The PPR encompasses 2 physiographic zones: aspen parkland (hereafter called parkland) and prairie (Fig. 1). Parkland is transitional between boreal forest and prairie and contains much deciduous forest (Bird 1961). In the transition to prairie, parkland changes from large wooded areas to an increasingly scattered mosaic of small wooded areas, especially encircling wetlands. Precipitation, ungulates, and fire historically have had important influences on composition of vegetation of the PPR (Bird 1961, Kiel et al. 1972, Daubenmire 1978:190). Presently, weather and farming have greatest impacts (Bird 1961, Merriam 1978, Archibold and Wilson 1980, Turner et al. 1987). Spring-seeded wheat, barley, and canola are the most common grain crops (Sask. Agric. 1982). Cultivated forage crops include mostly alfalfa, sweet clover, and brome grass.

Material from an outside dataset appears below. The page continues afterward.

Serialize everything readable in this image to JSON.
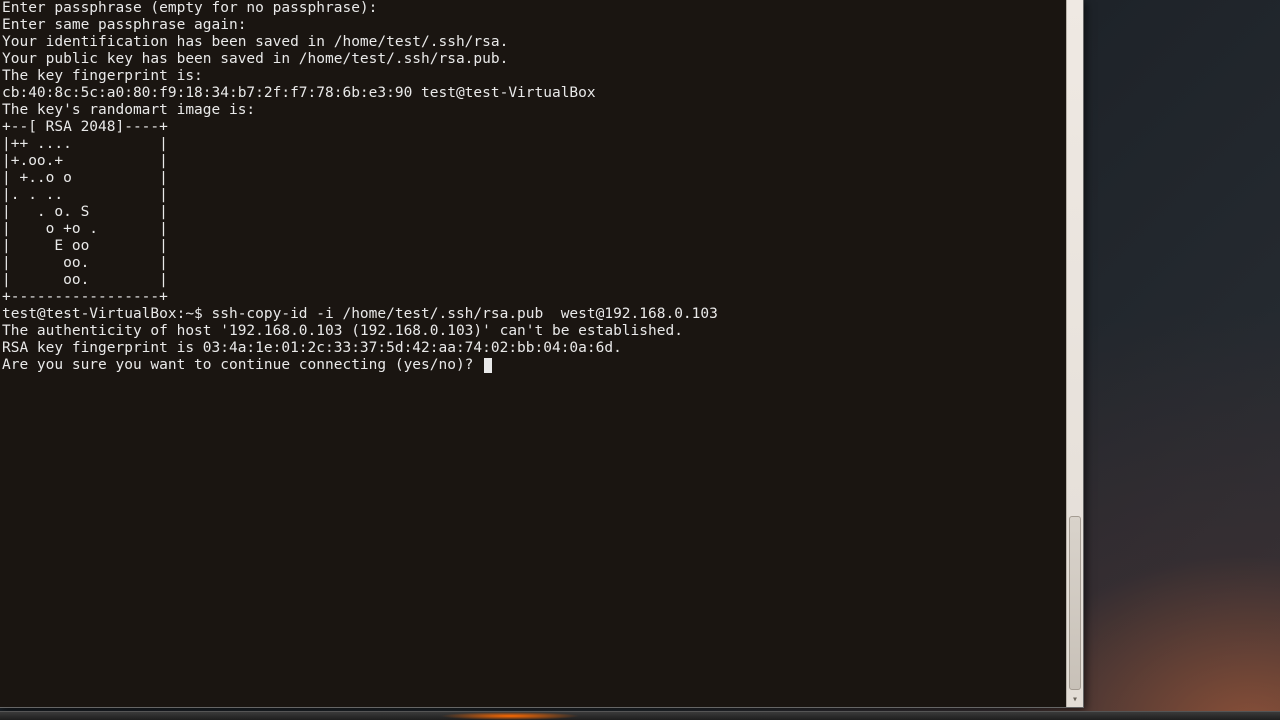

Native perennial vegetation is characterized by robust grasses and forbs in parkland; in prairie, grasses tend to be shorter and forbs less conspicuous (Daubenmire 1978:187). Deciduous trees in parkland are mostly balsam poplar (Populus balsamifera) and quaking aspen (P. tremuloides). In both parkland and prairie, shrubs include plum and cherry (Prunus spp.), Saskatoon serviceberry (Amelanchier alnifolia), silverberry (Elaeagnus commutata), rose (Rosa spp.), snowberry (Symphoricarpos spp.), and willow (Salix spp.). Vegetation of wetlands is similar throughout the PPR (Millar 1969). Emergent wetland plants that provide nesting cover for ducks are grasses, especially reedgrass (Calamagrostis spp.) and whitetop rivergrass (Scolochloa festucacea), sedges (Carex spp.), rushes (Juncus spp.), cattails (Typha spp.), and bulrushes (Scirpus spp.).